In the end, it does no good simply to renounce such anti-Christian bigotry. We need to pray for those who persecute us, as Jesus said. And we need to continue to lead lives which reflect Christ in a lost and broken world. Who knows, but needy folk like O’Donnell may yet come around. It hurts in the meantime, but our Lord led the way in this respect.

Discipleship is always costly, but persistence pays off.

www.townhall.com/columnists/KevinMcCullough/2006/09/17/in_defense_of_radical_christianity

[950 words]

2 Responses to Why All the Anti-Christian Bigotry?

  • Hey Bill,
    I don’t agree with Rosie O’Donnell’s statements either – she may be trying to reason that radical Christianity led to justification for the war in Iraq, but that’s too simplistic an arguement.
    As to what Kevin McCullough said, I think he is being a bit too simplistic too, and his comments seem to be just as attacking to non-Christians as Rosie’s comments to Christians were.
    As to me, I know that i rejected Christianity the day that my parents told me that the priest who baptised me had been missing from church for the last few weeks because he had been arrested for molesting the altar boys. To me, such a crime destroyed my whole sense of religion and to this day I don’t even feel properly baptised. While I acknowledge that this is an extreme example, I view it as an important factor that makes me disagree with McKullough’s that non-Christians persecute Christians because they see them as “in the light”
    Matt Page, Melbourne

  • Thanks Matt

    Yes it is terrible when people who claim to follow Jesus do such things. It is reprehensible and inexcusable. And it is possible Rosie also experienced some such experience as well. As I have said before, we believers have a huge responsibility to faithfully reflect the one we follow. Too often we fail miserably.

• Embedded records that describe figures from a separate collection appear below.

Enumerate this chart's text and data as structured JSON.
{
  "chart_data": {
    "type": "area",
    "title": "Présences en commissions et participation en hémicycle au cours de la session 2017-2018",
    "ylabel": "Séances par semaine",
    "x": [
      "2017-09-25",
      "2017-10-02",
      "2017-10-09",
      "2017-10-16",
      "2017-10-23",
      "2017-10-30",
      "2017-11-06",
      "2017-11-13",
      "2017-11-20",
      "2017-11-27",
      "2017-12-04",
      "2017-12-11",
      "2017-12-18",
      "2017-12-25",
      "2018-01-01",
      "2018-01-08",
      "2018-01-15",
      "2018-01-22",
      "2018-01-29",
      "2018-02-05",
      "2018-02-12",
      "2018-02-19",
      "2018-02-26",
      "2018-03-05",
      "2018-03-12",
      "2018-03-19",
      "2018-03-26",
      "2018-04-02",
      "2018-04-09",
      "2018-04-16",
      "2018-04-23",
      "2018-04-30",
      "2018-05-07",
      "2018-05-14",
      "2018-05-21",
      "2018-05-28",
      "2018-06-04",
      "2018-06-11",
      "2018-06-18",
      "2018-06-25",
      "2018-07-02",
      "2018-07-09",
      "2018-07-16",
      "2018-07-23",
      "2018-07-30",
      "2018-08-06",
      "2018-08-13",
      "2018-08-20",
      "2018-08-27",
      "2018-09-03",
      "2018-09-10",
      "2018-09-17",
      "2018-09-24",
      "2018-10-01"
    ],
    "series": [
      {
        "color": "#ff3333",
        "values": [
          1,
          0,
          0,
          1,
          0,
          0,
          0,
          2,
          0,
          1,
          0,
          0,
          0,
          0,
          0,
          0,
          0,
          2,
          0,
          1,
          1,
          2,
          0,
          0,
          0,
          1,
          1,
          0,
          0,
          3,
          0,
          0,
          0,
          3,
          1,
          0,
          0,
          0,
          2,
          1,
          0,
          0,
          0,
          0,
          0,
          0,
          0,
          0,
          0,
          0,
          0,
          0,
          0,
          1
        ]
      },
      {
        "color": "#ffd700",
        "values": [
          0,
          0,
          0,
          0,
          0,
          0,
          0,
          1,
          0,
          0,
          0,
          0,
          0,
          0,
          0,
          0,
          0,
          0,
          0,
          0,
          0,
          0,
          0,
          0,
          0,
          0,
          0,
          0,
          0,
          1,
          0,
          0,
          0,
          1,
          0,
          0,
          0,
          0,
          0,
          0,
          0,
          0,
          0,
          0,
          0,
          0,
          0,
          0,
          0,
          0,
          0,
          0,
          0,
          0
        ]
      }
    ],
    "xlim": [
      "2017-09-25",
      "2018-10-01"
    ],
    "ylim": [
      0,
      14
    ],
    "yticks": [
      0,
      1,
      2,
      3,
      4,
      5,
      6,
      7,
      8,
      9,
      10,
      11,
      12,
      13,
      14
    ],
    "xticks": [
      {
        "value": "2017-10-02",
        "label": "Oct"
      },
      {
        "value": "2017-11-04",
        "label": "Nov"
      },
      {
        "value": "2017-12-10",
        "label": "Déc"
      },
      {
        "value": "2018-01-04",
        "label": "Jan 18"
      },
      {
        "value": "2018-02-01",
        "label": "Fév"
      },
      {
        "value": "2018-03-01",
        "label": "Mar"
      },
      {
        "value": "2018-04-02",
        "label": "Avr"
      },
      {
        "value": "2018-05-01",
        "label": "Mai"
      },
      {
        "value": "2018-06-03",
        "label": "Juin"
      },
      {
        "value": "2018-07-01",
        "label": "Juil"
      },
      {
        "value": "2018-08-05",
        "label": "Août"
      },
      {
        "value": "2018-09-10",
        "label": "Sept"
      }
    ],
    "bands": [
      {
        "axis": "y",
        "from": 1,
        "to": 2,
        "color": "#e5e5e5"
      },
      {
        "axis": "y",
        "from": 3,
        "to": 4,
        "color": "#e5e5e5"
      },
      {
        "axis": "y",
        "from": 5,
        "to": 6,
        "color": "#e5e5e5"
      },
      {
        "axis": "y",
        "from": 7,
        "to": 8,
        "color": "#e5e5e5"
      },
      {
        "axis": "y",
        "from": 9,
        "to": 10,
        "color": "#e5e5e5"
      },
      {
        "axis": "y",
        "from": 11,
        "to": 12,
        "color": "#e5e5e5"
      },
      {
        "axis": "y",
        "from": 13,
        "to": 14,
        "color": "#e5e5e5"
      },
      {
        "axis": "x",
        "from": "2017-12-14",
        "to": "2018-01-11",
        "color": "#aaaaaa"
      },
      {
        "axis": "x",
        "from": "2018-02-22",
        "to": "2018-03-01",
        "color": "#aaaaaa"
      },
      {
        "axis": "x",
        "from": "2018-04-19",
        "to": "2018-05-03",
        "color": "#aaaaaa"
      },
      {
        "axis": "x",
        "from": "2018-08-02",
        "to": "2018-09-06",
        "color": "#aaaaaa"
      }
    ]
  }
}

    Thus the only real help I can offer is to point people to Jesus. Not only does he never fail anyone, but he grieves more than anyone when his followers misuse and abuse his name. He lived a perfect life and died a sacrificial death so that we might get back into a love relationship with him.

    Many people do let Jesus transform them in wonderful ways. Unfortunately their stories are often left untold. I would like to think that for every abusive priest or pastor there are a hundred who are not.

    The bad news is everyone who turns to Jesus still struggles with the old ways, and transformation is often a lengthy and slow process. But genuine transformation is nonetheless a reality for many millions of Christians.

    The good news is Jesus remains totally gracious and loving toward us, if we are willing to avail ourselves of his gifts. But we must come empty handed to receive. I encourage you to let Jesus reveal himself to you.

    As much as religion has turned you off, why not take a fresh look at Jesus? Try reading the gospel of Mark and see what this Jesus is really like.